Physical therapy is the use of exercise, heat, cold, water, massage, or electricity in the treatment of damaged muscles, bones, or joints due to injury or disease. The goal of physical therapy is to restore full or partial function of the affected body part or to build up other muscles to make up for weak ones. Physical therapy is usually performed by a trained physical therapist, who sets up a therapy program based on instructions from a medical doctor.
Mechanical manipulation. Massage, manipulation of the injured limb, weight lifting, and water therapy are mechanical forms of physical therapy. Massage is the rubbing, tapping, or kneading of an injured area to increase blood circulation and relieve pain. Manipulation consists of manually bending an injured joint to restore full range of motion and eliminate pain from movement. Weight lifting involves the use of machines or free weights to strengthen and build muscle. Water therapy includes walking or exercising in water and using the resistance it provides to build muscle and increase range of motion of joints.
Cold therapy. Cold therapy is an effective means of reducing tissue inflammation following an injury or surgery. Cold therapy is applied in the form of ice packs, sometimes combined with massage or a cold water bath of the injured area. The cold temperature reduces blood flow to the injured site, reducing inflammation and bleeding. Oxygen demand of the injured tissue is decreased, preserving the muscle cells. In addition, the anesthetic effect of the cold temperature helps to ease pain.
Heat therapy. Heat therapy may be used after active swelling of an injury has stopped, usually within 24 to 48 hours. Heat can be applied with moist heat packs, hot water (as in a whirlpool bath), a heat lamp, or by conversion. Conversion is the generation of heat by the passage of sound waves or electric currents through tissue. Diathermy is an example of electric currents directed into tissue and converted into heat.

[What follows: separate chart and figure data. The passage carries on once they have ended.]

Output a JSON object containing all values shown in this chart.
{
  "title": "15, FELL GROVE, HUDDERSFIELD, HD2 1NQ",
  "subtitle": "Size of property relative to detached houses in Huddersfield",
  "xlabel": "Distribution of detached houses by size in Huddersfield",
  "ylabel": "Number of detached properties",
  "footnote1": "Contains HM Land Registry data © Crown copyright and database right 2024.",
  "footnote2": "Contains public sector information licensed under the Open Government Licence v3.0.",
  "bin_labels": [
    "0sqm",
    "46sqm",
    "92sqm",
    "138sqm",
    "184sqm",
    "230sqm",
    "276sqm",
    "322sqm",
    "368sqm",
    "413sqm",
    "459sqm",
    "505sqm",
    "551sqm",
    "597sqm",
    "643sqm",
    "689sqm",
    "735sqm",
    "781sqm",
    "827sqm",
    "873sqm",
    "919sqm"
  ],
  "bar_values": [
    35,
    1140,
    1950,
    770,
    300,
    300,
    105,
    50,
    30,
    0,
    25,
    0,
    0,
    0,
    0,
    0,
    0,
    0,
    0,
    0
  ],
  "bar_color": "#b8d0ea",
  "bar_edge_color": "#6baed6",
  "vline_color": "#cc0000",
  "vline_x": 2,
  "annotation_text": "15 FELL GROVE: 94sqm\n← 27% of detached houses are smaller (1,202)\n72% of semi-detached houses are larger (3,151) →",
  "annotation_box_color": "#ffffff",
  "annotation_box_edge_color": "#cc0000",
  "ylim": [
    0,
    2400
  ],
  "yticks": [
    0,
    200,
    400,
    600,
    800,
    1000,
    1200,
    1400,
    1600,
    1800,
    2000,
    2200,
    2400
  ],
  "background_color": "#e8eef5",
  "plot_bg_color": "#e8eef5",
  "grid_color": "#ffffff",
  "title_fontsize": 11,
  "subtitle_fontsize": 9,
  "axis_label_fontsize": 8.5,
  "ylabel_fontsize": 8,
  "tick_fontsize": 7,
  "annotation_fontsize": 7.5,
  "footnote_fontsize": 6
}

Ultrasound is a technique that uses high-frequency sound waves to heat joints, which can help to relieve joint pain.
Heat increases blood flow to the area, which helps to reduce muscle spasms, increases the amount of oxygen reaching the injured tissue, and carries waste products from the site.
Conversion: Process by which sound waves or electric currents passed through the skin are transformed into heat.
Diathermy: The production of heat in body tissue through the use of electric currents.
Iontophoresis: The administration of a drug through the skin by an electric current.
TENS (transcutaneous electrical nerve stimulation): The use of electric currents passed through the skin to relieve pain in a specific area of the body.
Ultrasound: A technique in which high-frequency sound waves raise the temperature of body tissue by producing vibrations within it.
Electrical stimulation. The application of electricity can restore muscle tone by stimulating muscles to contract rhythmically. This method is often used to exercise the muscles of a person confined to a wheelchair or bed. Over time, muscles that are not used will atrophy (become smaller and weaker). The application of electrical stimulation can prevent muscle atrophy in wheelchair-bound patients and reduce the length of therapy required for patients who regain mobility.
Electricity also can be used to drive molecules of medication through the skin into the tissues. This is called iontophoresis. Pain caused by an injury or illness (such as cancer) can be controlled using TENS (transcutaneous electrical nerve stimulation). A TENS machine passes electric current through the skin (transcutaneously) of the injured or diseased site, stimulating certain nerve fibers and blocking the transmission of pain impulses through others.